Comprendre les goûts de chacun
« Les Belges boivent de la bière depuis des siècles mais ne la connaissent pas » déclare-t-il. Pils, Ipa, Brewer ou encore Sour, tant de variétés que certains palais n’arrivent pas à différencier. Beerstorming instruit ses consommateurs avec un concept bien ficelé : les clients produisent leurs propres bières. Une philosophie qui assure depuis huit ans la pérennité de la brasserie familiale. « Nous faisons des ateliers où chacun peut créer sa bière selon ses goûts. Tous les trois mois, nous organisons un concours qui détermine quelle bière nous allons mettre en vente » explique-t-il.

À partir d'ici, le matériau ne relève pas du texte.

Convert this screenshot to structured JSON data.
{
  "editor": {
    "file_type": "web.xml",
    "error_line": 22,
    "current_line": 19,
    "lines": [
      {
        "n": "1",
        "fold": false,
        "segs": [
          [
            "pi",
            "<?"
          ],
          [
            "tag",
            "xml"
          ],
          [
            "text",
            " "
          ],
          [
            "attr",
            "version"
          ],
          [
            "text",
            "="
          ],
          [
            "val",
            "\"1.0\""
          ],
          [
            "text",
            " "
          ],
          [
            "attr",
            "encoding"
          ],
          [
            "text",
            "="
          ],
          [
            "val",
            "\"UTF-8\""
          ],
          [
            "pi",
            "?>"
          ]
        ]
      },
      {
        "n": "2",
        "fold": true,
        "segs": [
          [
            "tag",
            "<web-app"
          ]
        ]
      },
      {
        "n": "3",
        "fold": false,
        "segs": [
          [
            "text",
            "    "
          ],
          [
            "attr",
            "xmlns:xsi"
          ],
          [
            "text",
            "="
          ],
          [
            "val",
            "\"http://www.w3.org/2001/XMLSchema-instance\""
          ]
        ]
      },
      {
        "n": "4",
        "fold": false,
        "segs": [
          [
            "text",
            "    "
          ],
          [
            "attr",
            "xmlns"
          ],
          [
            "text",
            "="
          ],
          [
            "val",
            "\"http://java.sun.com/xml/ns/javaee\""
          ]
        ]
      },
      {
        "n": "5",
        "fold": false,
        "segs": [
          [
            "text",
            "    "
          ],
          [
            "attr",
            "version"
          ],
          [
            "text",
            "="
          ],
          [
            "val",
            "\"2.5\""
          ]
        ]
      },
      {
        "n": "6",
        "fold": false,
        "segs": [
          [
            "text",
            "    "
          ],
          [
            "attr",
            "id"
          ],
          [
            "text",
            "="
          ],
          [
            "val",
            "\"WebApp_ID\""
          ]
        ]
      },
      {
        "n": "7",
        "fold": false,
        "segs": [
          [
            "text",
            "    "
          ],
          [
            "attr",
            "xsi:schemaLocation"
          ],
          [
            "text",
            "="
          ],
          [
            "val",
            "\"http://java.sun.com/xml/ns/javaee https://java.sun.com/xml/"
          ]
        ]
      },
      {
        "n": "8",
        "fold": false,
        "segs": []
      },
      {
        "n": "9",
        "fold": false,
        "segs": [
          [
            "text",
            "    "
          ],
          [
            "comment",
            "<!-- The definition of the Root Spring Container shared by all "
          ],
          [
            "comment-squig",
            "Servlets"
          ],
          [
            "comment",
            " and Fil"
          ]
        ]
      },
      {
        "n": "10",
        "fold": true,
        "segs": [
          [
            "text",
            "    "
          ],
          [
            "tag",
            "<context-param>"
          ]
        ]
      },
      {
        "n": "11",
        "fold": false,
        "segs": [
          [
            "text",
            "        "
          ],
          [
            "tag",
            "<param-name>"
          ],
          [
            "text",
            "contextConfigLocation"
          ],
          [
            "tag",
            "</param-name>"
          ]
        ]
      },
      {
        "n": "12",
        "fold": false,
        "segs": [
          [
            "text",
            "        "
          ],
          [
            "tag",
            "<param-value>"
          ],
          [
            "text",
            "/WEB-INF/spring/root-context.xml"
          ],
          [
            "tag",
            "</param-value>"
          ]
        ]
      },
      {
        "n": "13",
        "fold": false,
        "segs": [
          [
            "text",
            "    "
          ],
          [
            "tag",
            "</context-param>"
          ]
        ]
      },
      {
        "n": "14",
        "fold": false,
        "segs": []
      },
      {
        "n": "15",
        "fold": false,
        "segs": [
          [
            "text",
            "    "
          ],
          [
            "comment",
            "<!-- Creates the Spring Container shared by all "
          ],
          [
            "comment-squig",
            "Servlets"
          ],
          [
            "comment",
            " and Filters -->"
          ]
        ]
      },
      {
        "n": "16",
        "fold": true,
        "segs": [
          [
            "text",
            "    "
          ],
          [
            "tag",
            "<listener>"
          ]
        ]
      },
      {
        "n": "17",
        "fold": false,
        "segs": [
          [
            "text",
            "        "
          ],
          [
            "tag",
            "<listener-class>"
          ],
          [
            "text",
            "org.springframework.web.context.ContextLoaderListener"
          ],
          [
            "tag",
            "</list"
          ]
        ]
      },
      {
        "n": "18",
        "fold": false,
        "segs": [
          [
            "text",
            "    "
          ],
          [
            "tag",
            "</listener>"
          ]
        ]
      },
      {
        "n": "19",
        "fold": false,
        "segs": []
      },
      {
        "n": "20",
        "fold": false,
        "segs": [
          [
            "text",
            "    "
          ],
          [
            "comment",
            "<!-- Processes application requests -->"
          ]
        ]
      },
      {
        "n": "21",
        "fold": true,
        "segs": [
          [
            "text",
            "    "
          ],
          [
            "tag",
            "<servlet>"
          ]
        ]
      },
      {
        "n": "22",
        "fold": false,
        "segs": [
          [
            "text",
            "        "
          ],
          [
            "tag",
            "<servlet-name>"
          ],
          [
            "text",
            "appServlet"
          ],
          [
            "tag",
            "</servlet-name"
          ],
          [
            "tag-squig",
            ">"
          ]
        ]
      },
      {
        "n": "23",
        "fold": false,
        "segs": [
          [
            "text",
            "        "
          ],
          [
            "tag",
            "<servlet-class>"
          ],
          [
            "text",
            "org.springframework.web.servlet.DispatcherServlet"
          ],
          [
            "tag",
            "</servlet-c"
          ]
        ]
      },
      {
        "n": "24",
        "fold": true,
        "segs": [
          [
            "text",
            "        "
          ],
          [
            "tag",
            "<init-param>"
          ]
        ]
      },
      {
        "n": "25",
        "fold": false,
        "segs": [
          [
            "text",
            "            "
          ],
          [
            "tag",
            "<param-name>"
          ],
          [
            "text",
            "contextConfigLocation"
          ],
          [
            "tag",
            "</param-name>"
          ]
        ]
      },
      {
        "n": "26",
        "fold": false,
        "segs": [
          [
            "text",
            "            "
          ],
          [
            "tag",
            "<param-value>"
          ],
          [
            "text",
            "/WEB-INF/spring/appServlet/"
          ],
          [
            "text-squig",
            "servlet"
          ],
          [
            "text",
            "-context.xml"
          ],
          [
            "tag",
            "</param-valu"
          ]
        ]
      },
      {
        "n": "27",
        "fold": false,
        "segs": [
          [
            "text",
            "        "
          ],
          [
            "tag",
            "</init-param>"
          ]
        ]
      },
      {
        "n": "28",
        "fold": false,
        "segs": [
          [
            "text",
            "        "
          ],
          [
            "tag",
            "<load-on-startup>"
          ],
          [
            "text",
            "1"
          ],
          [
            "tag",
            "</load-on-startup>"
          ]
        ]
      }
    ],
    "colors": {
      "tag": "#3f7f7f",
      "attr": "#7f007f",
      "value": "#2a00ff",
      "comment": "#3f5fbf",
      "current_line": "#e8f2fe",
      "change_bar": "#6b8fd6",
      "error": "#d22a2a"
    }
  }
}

Les microbrasseries dans la tourmente
« C’est une tendance qui dure depuis cinq ans. Cela n’a pas que des côtés positifs » confirme Arthur Ries. Le trentenaire a pu voir au fil des années la concurrence s’imposer. « Nous étions deux, trois il y a dix ans. À Bruxelles, on compte aujourd’hui plus d’une vingtaine de micro-brasseries » continue-t-il. Avec tant d’offres, le marché sature. L’année 2023 est la première qui voit son nombre de micro-brasseries diminuer considérablement. Malgré son aspect local et esthétique, la craft beer trinque par son manque de diversité. La clientèle visée en fait un marché de niche qui a du mal à attirer de nouveaux consommateurs. « Il y a un réel écart générationnel. Un quinquagénaire n’a pas connu la craft et boit ce qu’il connait depuis 35 ans » se désole Arthur Ries. La craft beer peine à se détacher de son image jeune et détendue plus communément catégorisée comme « hipster ».
La France ne sait pas boire
Si la bière est une boisson nationale pour la Belgique, le plat-pays a un avis bien tranché sur la manière dont les Français consomment le breuvage houblonné. L’hexagone fait figure de mauvais élève aux yeux des zythologues bruxellois. « En France, la bière est la boisson du peuple. En Belgique, cette dernière est noble, on la boit dans des verres élégants » analyse Magali De Vinck, zythologue indépendante à Bruxelles. La Belgique peut se vanter d’avoir compris depuis des siècles les nuances de cette boisson. Un art qui commence à traverser la frontière, en témoigne
le développement de micro-brasseries en France.